Given that the SEC has lots of other advantages of their own–recruiting geography, greater ancillary revenue streams, more national “cachet”–there’s no need to rush into expansion. Let the other guys see if this 16-team business really works. See exactly how much money they’re squeezing out of their TV deals, how much they’re going to make in the future, what target the SEC will have to hit when they inevitably try to renegotiate with CBS and ESPN. Since the SEC isn’t going to take on dead weight like Texas Tech and Baylor, Texas isn’t in the picture, and none of the SEC’s potential targets–Florida St., Clemson, Georgia Tech, Virginia Tech–are going anywhere. They’ll wait. The SEC can wait.

So why not wait? I know expansion is exciting and all, but we don’t want it. It means even fewer games against Florida and Tennessee. It means a possible disruption of the good thing we’ve got these days with LSU and Arkansas. It means reorienting–again–what it means to be an SEC member and an even further distancing the league from its history. We still don’t have any idea whether a 16-team superconference would even work.

So: it won’t surprise me if eventually the financial realities force the SEC to keep up with the Joneses, but this is one case where I’m perfectly fine letting other leagues take the lead.

— If you missed it, the league decided to leave the SEC hoops tournament alone and continue seeding based on the division standings rather than overall SEC record.

This is transparently stupid. For Tennessee to have to play a first-round game for the right to play an Ole Miss team 1. with a worse SEC record 2. against a weaker SEC schedule is 3. a joke. Divisional emphasis makes sense for football or maybe other low-number-of-games sports, but not here. It should be changed.

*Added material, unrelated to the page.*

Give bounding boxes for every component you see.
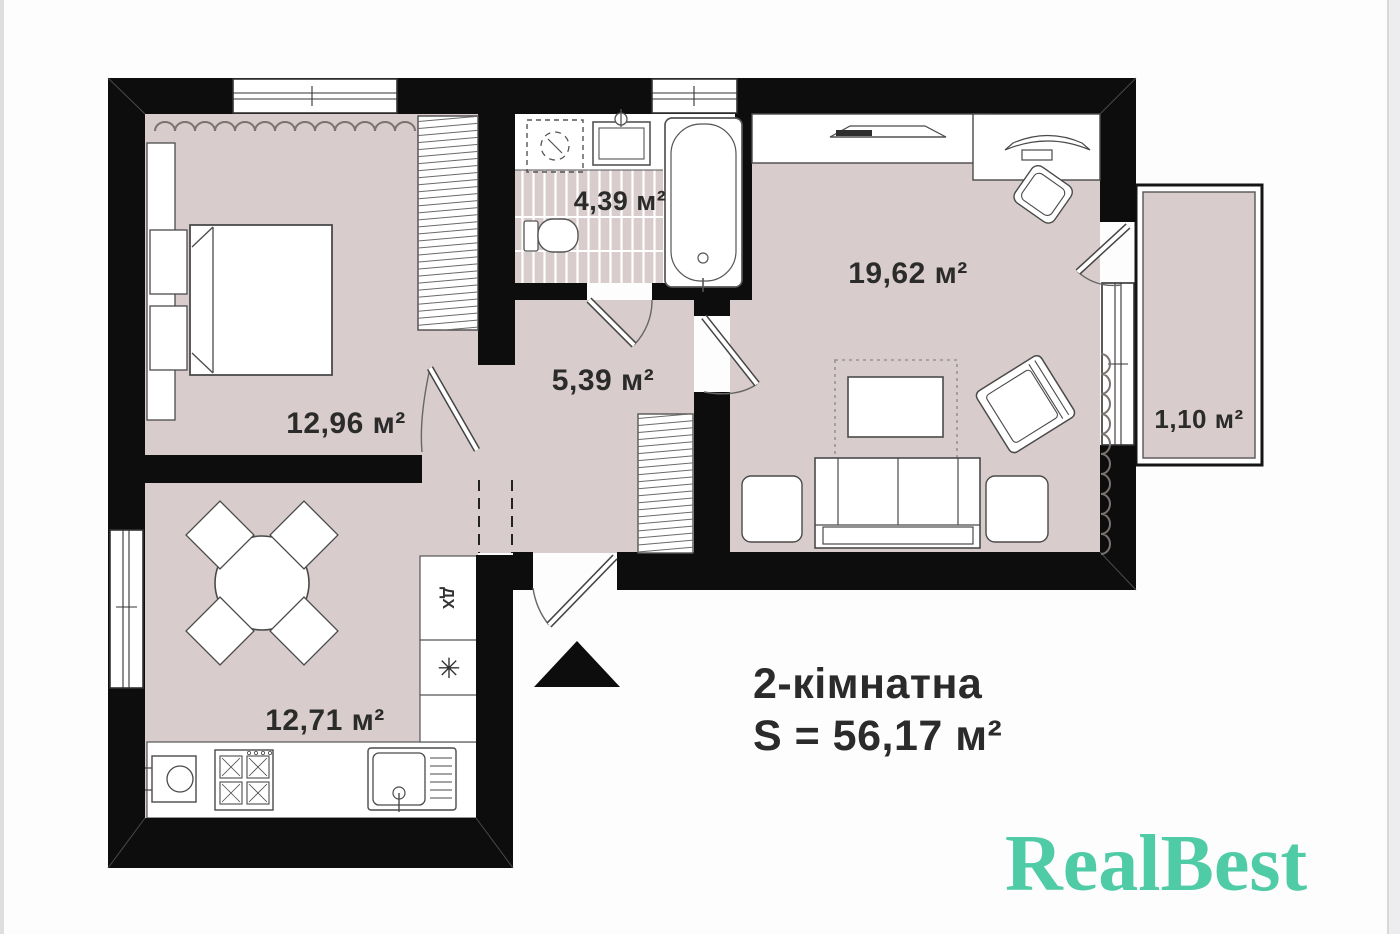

— You’ve probably heard by now, but Miss. St. gets to keep their cowbells, thanks in large part to Jay Jacobs of all people sticking up for them. Which I’m actually kind of OK with–I don’t care if State gets their cowbells or not (I know some Auburn fans find them an aggravation and unfair, but it’s State), and now those guys owe us one big time. I’ll be surprised if Mullen opens his mouth about our recruiting tactics again anytime soon.

More Jacobs news: he’s on the SEC’s Executive Committee, the only A.D. among its seven members. I don’t know what the Executive Committee does, exactly, but it can’t hurt.

Compare and contrast Mike Slive on the baseball tournament site and the football championship game site:

“Hoover does a terrific job.” He said the SEC still will explore alternatives and will bring different scenarios to the ADs for a vote during the fall …

Football? “The game is extraordinarily successful in Atlanta. We have no intention of moving it out of Atlanta.”

I’d rather see the baseball tournament stay in Hoover just because it’s good for the Birmingham area and all, but otherwise, no feeling one way or the other; I just think it’s pretty obvious which site is more likely to change in the near future.